To ensure the format of this archive works for you, please download and inspect at least the first manifest file -- and preferably the first manifest and the associated .tar.xz

1.7M manifest_0000000000_0000100000.tsv.xz

212M data_0000000000_0000100000.tar.xz

cdd582ea4b95ec9d9a48d8e75e67464c  data_0000000000_0000100000.tar.xz
b1255acf700c74af04a82e199c2b3aee  manifest_0000000000_0000100000.tsv.xz

Total Size

The archive currently consists of 830 individual segments totalling roughly 274G of data while compressed.

Manifest Format

All manifest files are TSV files. Their names follow a common format of: manifest_${start}_${end}.tsv.xz . The manifest and corresponding archive will contain requests with ids in [$start, $end).

The first line contains a header:

id timestamp url length md5
id
Nondecreasing integer primary key for web requests.
timestamp
Unix timestamp of roughly when the request was made. Not necessarilly monotonically increasing due to clock skew amongst nodes and backfilled requests.
url
URL.
length
Length in bytes of the UTF-8 encoded response. If the original response could not be cleanly round-tripped through UTF-8 it is not included in the resulting archive.
md5
md5 hash of the response.

The manifest files can be used to locate requests for a specific url without extracting every archive, or similarly, to locate the most recent version of a url if more than one request for it is present.

Master Manifest

A master manifest containing data about all data and other manifest files is also available (please note this is the hash as of 2020-09-23):

108K master_manifest.tsv

cfc2cc827cae6c04ce77dcaaf57762f6  master_manifest.tsv

The first line contains a header:

file_name type range_start range_end size md5
file_name
Name of data or manifest file.
type
Single character indicating the type of the file:
d
Data file
m
Manifest file
range_start
Start of half-open included web requests: [start, end)
range_end
End of half-open included web requests: [start, end)
size
Length in bytes of the corresponding file.
md5
md5 hash of the corresponding file.

Archive Format

All archives are .tar.xz files. They follow the same naming scheme as the manifest files. In addition, the corresponding manifest is also always the first entry in the tar.

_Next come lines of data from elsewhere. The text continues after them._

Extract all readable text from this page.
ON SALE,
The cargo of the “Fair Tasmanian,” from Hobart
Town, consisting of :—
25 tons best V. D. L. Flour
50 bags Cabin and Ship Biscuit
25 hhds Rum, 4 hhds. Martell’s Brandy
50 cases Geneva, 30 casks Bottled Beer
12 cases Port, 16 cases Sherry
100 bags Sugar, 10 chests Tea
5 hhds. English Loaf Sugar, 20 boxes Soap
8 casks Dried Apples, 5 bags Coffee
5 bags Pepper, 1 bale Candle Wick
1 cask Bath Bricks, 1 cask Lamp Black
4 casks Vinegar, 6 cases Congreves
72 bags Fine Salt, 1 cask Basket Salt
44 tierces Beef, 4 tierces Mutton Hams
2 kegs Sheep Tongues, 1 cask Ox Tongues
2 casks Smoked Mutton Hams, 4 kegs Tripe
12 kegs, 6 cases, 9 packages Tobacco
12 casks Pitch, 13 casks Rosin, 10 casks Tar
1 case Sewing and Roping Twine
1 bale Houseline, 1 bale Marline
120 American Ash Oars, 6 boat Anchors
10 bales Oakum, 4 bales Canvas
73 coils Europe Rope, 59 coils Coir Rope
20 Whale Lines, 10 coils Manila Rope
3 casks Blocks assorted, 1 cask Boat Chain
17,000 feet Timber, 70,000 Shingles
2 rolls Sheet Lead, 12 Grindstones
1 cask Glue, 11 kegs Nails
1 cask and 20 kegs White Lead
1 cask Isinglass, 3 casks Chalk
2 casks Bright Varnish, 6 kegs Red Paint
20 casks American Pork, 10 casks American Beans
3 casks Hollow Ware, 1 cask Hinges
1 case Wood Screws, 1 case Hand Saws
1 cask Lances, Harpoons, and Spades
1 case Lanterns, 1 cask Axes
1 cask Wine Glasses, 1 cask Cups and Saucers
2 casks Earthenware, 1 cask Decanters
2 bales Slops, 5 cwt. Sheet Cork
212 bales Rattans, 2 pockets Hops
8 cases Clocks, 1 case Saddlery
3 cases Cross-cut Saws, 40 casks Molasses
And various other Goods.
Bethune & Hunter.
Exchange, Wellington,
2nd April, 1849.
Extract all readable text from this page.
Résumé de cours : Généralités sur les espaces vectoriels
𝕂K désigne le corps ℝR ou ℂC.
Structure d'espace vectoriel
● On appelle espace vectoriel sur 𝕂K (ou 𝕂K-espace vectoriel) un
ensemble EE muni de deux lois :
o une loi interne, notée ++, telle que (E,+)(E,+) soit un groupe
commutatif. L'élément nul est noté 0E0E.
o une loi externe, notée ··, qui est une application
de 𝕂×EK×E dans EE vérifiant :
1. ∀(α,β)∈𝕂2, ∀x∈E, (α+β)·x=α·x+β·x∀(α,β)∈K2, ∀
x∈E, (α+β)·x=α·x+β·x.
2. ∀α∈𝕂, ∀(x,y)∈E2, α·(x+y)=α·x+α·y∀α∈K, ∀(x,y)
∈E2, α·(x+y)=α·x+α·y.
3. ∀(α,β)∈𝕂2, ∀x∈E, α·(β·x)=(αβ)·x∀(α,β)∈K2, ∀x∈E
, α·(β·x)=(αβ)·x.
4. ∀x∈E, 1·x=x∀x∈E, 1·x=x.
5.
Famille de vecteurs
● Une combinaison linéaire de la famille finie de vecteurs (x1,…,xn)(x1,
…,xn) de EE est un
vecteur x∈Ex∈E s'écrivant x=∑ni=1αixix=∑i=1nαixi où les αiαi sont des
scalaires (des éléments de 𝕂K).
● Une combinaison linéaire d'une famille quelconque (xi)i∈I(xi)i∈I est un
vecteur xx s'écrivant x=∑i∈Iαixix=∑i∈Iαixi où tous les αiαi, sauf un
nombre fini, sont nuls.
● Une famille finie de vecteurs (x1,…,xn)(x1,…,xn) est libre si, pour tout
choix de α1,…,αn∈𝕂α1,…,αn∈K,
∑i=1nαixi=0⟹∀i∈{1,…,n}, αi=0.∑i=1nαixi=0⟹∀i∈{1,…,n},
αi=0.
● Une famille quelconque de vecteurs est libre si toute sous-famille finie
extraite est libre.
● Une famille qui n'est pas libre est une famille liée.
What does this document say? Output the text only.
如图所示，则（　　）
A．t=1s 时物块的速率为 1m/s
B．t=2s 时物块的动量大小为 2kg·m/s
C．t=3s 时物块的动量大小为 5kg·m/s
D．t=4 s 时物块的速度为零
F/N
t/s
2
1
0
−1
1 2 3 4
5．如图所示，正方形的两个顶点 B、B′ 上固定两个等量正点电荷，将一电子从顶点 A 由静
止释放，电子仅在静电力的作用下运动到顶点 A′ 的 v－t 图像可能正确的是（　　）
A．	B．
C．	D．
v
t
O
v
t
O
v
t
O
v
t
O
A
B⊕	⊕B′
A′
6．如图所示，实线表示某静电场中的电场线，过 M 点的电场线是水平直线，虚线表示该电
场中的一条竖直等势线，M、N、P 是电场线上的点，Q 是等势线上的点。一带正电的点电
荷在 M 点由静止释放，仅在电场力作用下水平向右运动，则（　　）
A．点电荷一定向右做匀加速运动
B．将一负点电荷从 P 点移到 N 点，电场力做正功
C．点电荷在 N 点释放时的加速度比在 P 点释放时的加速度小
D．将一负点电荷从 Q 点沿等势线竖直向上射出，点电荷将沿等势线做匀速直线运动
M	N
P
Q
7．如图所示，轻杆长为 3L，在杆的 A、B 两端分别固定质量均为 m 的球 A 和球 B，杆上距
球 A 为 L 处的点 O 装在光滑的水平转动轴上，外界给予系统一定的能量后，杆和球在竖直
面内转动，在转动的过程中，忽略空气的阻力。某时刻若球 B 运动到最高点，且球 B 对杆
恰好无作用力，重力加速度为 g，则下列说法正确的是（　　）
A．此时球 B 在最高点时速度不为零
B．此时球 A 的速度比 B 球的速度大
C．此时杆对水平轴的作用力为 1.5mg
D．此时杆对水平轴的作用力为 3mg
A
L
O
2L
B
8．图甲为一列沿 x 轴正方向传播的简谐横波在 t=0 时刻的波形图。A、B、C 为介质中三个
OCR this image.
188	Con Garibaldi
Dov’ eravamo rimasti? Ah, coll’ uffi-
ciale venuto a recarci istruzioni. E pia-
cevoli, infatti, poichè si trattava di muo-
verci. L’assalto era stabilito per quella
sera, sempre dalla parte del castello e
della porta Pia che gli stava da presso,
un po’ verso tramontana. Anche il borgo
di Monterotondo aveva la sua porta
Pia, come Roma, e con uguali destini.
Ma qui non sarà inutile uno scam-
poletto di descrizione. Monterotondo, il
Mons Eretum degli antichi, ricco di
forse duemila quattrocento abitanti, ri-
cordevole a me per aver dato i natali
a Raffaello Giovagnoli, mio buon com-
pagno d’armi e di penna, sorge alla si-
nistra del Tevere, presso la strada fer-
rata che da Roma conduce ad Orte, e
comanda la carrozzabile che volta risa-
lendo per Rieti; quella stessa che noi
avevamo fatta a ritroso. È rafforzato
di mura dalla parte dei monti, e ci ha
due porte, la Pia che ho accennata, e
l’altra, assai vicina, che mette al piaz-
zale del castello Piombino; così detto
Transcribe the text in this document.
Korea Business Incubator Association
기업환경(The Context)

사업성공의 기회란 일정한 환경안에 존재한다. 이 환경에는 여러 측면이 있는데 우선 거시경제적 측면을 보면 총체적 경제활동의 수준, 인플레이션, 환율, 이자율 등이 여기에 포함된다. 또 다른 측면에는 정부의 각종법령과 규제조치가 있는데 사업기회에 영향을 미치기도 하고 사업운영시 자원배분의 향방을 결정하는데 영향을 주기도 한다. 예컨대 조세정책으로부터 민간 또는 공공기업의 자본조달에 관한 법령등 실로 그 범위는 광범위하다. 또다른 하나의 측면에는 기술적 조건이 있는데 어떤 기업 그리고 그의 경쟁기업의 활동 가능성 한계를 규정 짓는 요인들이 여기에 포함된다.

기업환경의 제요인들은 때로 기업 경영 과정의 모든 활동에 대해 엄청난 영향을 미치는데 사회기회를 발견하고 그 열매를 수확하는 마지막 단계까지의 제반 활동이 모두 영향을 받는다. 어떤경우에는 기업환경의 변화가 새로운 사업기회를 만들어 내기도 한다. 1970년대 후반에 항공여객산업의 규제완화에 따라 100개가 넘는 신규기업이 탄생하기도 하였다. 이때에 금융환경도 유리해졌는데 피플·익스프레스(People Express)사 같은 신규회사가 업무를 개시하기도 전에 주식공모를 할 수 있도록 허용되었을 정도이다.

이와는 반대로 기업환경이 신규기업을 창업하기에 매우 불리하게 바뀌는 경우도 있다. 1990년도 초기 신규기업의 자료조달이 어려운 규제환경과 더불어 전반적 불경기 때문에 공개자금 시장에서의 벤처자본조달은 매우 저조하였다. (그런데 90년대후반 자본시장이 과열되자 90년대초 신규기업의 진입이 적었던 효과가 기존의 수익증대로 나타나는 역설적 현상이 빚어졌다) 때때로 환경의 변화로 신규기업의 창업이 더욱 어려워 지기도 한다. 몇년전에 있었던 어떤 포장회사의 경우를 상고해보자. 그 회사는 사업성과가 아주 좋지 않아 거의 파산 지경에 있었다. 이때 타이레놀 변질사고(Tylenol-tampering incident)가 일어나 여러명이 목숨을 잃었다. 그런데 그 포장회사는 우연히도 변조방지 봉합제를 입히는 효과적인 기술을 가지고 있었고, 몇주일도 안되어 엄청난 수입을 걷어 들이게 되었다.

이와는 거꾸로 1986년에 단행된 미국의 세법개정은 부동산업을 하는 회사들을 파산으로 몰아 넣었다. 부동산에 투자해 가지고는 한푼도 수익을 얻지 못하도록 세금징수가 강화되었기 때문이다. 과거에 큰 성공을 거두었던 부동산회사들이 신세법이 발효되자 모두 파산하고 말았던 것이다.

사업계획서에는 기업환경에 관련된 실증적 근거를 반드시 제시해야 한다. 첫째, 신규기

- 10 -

The remaining entries are all HTML files named ${id}.html. The first \n terminated line is an abbreviated header so they can be used independently of the manifest files. The header has the form:

<!-- ${timestamp} ${url} -->

(note: this line is also tab separated for ease of processing)

Please refer to the manifest format definition if the field names are not self explanatory.

The remainder of the file is the best-effort original response. It may be \r\n or only \n terminated lines depending on which server responded to the initial request. For example, in the first archive ./2.html has \n terminated lines, while ./3.html has \r\n terminated lines.

Best-effort original response

Recent changes have altered the response format for some pages starting near id 68184762. The newer method of access currently necessitates the html to first be normalized by a browser capable of running javascript. This means that the markup is altered from the true source due to the browser:

and in some cases due to javascript that runs on the page:

The semantic meaning of the html is generally unchanged, so any consumer using css style selectors and a true html parser are likely unaffected.